I'm trying to come up with a solution that essentially boils down to visualising sales data, across many depts, in many stores, in many areas. The most significant challenge is a way to conceptualise/store this data in a meaningful way.

Store breakdown:

  • 8 stores per area
  • 3 areas per region
  • 3 regions nationally

Department breakdown:

  • 50 micro departments per store (think “chocolate”, “confectionary”, “headphones”) that belong to:
  • 8 major departments (e.g. “chocolate” and “confectionary” belong to “grocery”, “headphones” and “CDs” belong to “entertainment”) that, in turn, belong to:
  • 2 department divisions (each division would hold 4 of the major depts)

Sales data is generated on a weekly basis and then we aggregate it how we see fit. Each week a new spreadsheet is created and each store has three columns devoted to their store, which breaks down each micro department, the sales this year, the sales last year (and then we look at % gains/losses).

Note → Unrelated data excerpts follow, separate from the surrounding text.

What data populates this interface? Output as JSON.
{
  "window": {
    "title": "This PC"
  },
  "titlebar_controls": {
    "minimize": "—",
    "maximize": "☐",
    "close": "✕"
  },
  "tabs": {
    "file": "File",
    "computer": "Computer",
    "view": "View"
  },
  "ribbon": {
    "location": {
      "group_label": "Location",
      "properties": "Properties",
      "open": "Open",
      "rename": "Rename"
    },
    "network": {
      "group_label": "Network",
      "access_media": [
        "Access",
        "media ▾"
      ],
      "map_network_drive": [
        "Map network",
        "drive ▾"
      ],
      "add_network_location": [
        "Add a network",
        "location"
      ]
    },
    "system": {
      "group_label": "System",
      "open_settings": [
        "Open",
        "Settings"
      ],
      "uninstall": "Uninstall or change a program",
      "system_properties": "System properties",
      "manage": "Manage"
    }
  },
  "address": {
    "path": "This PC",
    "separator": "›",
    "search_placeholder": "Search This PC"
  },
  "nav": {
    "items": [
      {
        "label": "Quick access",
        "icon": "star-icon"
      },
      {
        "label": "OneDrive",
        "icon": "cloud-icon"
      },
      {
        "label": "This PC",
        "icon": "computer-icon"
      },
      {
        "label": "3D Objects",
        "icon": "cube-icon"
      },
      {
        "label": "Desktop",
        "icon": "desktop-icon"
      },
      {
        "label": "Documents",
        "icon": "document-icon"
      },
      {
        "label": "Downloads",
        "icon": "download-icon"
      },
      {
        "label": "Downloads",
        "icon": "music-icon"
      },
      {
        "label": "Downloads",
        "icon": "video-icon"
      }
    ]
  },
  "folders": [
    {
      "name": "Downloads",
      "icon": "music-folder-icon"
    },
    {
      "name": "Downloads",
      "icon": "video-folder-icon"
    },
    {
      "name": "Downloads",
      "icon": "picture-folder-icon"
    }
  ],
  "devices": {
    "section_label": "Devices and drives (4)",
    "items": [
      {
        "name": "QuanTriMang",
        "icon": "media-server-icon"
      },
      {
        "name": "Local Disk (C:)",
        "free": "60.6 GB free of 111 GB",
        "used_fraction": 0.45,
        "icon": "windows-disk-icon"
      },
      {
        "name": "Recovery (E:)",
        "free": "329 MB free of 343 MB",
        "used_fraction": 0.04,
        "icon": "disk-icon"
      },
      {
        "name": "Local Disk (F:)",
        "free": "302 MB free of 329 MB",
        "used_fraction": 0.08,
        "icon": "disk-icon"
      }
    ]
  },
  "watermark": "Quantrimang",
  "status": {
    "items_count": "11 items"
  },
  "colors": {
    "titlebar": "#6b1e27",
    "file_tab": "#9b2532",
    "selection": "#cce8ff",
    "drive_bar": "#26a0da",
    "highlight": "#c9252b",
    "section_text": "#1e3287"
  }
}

So what I'm trying to do is conceptualise a way to store the data meaningfully (all weeks, all departments, all stores) and then we'll perform some analysis on it later to extract what we need.

My current thinking is:

  • each store instance would have a store ID, name, area & region.
  • each micro department instance would have an ID, name and the major dept it belongs to
  • each week would have a week ID (we use financial weeks) and alternatively a date
  • we then create sales instances with a store ID, department ID, sales TY, $ sales LY and a week #

Is there a better way of representing the data or something that I'm missing?

Best Answer

I would establish 2 hierarchies:

region:
    region_id (PK)
    region_name
    ...

area:
    area_id (PK)
    region_id (FK to region)
    area_name
    ...

store:
    store_id (PK)
    area_id (FK to area)
    store_name
    ...

and

division:
    division_id (PK)
    division_name
    ...

department:
    department_id (PK)
    division_id (FK to division)
    department_name
    ...

subdepartment:
    subdepartment_id (PK)
    department_id (FK to department)
    subdepartment_name
    ...

Since store is tied to area and area to region, you don't need to directly tie store to region. Using ID values instead of embedding the area or region names directly simply allows those things to be renamed (and they will be). Same logical holds true for subdepartment.

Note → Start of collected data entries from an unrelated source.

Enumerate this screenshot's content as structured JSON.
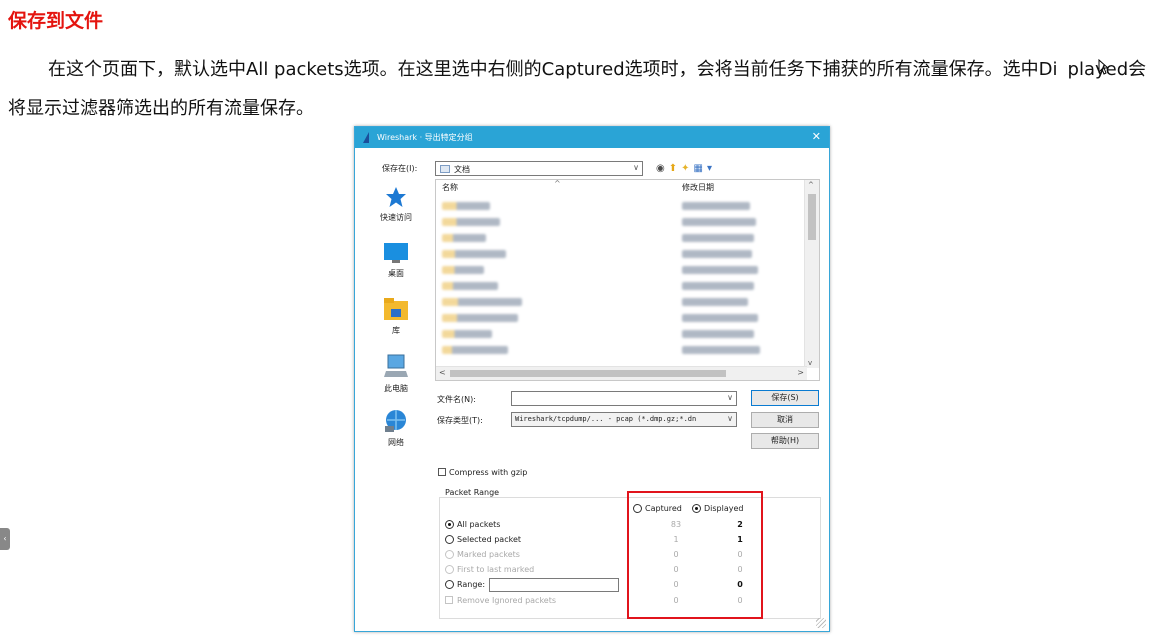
{
  "article": {
    "heading": "保存到文件",
    "paragraph_part1": "在这个页面下，默认选中All packets选项。在这里选中右侧的Captured选项时，会将当前任务下捕获的所有流量保存。选中Di",
    "paragraph_part2": "played会将显示过滤器筛选出的所有流量保存。"
  },
  "colors": {
    "heading": "#e4140f",
    "titlebar": "#2aa4d6",
    "highlight_box": "#e1141c"
  },
  "dialog": {
    "title": "Wireshark · 导出特定分组",
    "close_label": "✕",
    "save_in_label": "保存在(I):",
    "save_in_value": "文档",
    "toolbar_icons": [
      "back-icon",
      "up-folder-icon",
      "new-folder-icon",
      "view-menu-icon"
    ],
    "places": [
      {
        "label": "快速访问",
        "icon": "star-icon"
      },
      {
        "label": "桌面",
        "icon": "desktop-icon"
      },
      {
        "label": "库",
        "icon": "library-icon"
      },
      {
        "label": "此电脑",
        "icon": "computer-icon"
      },
      {
        "label": "网络",
        "icon": "network-icon"
      }
    ],
    "file_list": {
      "col_name": "名称",
      "col_date": "修改日期",
      "sort_glyph": "^"
    },
    "filename_label": "文件名(N):",
    "filename_value": "",
    "filetype_label": "保存类型(T):",
    "filetype_value": "Wireshark/tcpdump/... - pcap (*.dmp.gz;*.dn",
    "buttons": {
      "save": "保存(S)",
      "cancel": "取消",
      "help": "帮助(H)"
    },
    "compress_label": "Compress with gzip",
    "packet_range": {
      "title": "Packet Range",
      "captured_label": "Captured",
      "displayed_label": "Displayed",
      "selected_column": "Displayed",
      "rows": [
        {
          "label": "All packets",
          "enabled": true,
          "selected": true,
          "captured": "83",
          "displayed": "2"
        },
        {
          "label": "Selected packet",
          "enabled": true,
          "selected": false,
          "captured": "1",
          "displayed": "1"
        },
        {
          "label": "Marked packets",
          "enabled": false,
          "selected": false,
          "captured": "0",
          "displayed": "0"
        },
        {
          "label": "First to last marked",
          "enabled": false,
          "selected": false,
          "captured": "0",
          "displayed": "0"
        },
        {
          "label": "Range:",
          "enabled": true,
          "selected": false,
          "captured": "0",
          "displayed": "0"
        },
        {
          "label": "Remove Ignored packets",
          "enabled": false,
          "selected": false,
          "captured": "0",
          "displayed": "0"
        }
      ]
    }
  }
}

I would build the sales_history table with the following columns:

  • store_id
  • subdepartment_id
  • sales_year - You may run your sales year from January through December, but this allows other options, without having to calculate the sales year off the date.
  • week_no - Again, this is something that could probably be calculated off the date you record, but having it explicitly simplifies searching, comparisons, and allows it to remain correct for past years, even if the calculation for a future year is different.
  • sales_date - Probably the first date in the week.
  • sales_amount
  • and, any other fields you need.

This will allow you to compare 2016 weeks 1-13 with 2017 weeks 1-13 at any level (store and department; region and subdepartment; whatever). You can also easily compare 2015, 2016, and 2017 (not as easy if storing this year's and last year's values in the same row).